Single by Al Wilson

from the album I've Got a Feeling
- B-side: "Be Concerned"
- Released: 1976
- Genre: Soul, pop
- Length: 3:21
- Label: Playboy Records
- Songwriters: Carl Hampton, Homer Banks

Al Wilson singles chronology
| "How's Your Love Life" (1975) | "I've Got a Feeling (We'll Be Seeing Each Other Again)" (1976) | "Baby I Want Your Body" (1976) |

= I've Got a Feeling (We'll Be Seeing Each Other Again) =

"I've Got a Feeling (We'll Be Seeing Each Other Again)" is a song written by Carl Hampton and Homer Banks. It was a hit for Al Wilson in 1976.

==Background==
The single was released on Playboy Records in 1976. It was written by Carl Hampton and Homer Banks, and produced by Marc Gordon and arranged by H.B. Barnum. The B-side "Be Concerned" was written by Herbert Santifer and produced by Ugene Dozier (Real Name: William Carl Jackson Jr.)

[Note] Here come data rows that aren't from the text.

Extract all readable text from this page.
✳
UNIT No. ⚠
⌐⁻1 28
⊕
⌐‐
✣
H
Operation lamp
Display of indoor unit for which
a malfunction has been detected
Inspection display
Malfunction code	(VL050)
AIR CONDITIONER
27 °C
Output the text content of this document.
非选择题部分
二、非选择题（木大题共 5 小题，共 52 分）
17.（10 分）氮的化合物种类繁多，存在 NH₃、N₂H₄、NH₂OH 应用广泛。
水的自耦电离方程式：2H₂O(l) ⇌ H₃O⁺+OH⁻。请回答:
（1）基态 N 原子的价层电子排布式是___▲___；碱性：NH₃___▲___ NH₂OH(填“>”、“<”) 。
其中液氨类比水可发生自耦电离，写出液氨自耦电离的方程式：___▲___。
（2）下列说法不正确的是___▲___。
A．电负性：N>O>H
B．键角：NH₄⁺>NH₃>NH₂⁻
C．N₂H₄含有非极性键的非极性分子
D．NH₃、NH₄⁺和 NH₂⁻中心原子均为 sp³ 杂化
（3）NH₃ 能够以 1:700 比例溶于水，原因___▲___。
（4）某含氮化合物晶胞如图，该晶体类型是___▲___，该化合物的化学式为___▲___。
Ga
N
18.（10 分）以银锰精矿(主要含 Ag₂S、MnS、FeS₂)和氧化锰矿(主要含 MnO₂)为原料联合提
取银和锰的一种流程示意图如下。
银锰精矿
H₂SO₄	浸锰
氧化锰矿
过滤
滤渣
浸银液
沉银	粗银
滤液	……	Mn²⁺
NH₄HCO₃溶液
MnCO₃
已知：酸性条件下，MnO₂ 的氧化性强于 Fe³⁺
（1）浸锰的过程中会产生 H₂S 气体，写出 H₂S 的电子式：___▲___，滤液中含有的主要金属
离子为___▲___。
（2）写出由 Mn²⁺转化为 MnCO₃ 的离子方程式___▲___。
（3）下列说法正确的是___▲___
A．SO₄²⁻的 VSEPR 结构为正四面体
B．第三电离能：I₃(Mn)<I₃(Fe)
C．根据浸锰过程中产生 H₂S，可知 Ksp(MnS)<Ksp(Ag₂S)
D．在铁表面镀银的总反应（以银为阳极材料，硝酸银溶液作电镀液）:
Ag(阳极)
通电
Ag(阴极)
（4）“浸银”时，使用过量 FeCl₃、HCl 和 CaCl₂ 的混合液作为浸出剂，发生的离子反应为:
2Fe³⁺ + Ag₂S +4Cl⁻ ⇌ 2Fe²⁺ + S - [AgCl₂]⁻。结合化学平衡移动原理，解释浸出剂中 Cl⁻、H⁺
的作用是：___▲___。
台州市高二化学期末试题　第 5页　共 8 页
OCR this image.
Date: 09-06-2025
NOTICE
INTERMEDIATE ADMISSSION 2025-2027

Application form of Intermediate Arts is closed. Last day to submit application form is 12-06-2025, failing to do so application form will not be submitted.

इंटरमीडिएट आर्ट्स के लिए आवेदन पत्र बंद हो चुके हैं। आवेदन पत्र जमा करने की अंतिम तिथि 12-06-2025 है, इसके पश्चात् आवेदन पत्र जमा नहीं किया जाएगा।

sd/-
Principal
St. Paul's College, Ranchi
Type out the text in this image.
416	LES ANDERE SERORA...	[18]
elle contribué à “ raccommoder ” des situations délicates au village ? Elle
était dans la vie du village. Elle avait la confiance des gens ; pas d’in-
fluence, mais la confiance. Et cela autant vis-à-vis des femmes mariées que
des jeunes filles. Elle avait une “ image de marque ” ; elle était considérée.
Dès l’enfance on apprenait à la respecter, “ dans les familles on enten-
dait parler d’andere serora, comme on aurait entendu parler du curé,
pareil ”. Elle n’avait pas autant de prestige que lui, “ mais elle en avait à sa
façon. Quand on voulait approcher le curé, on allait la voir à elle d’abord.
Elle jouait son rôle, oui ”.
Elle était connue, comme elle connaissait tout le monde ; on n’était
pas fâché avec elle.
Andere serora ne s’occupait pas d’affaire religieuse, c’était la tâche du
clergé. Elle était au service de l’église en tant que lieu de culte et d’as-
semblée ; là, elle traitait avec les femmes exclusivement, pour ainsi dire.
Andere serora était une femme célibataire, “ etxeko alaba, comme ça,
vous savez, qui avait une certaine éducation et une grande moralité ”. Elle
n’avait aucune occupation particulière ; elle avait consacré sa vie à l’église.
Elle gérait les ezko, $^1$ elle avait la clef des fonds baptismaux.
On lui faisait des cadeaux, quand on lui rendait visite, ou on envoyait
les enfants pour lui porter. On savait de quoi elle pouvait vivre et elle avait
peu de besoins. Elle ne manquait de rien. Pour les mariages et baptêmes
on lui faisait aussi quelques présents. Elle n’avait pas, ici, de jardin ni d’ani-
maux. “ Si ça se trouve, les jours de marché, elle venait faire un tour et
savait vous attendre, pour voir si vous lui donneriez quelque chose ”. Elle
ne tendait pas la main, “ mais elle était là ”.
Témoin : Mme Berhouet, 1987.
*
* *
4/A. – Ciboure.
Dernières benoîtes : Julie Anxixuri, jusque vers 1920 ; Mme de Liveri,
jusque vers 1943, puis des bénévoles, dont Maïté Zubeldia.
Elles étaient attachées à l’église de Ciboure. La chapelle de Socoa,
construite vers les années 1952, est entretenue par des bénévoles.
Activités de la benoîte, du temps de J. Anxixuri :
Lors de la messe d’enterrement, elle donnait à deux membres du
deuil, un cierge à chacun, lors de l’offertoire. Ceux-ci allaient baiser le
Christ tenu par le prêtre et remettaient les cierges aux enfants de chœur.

The record peaked at number 29 on the Billboard Hot 100 on May 15, 1976. It was listed at number 8 in the Soul Brothers Top 20, in the April 22, 1976 issue of Jet magazine. In Canada it reached No. 63.

==In literature==
The song is mentioned in My Breaking Point, God's Turning Point: Experience God's Amazing Power to Restore by Ricky Texada. The author recounts hearing the song on the radio in the summer of 1976 and singing it over and over, especially after meeting a young lady with big brown eyes.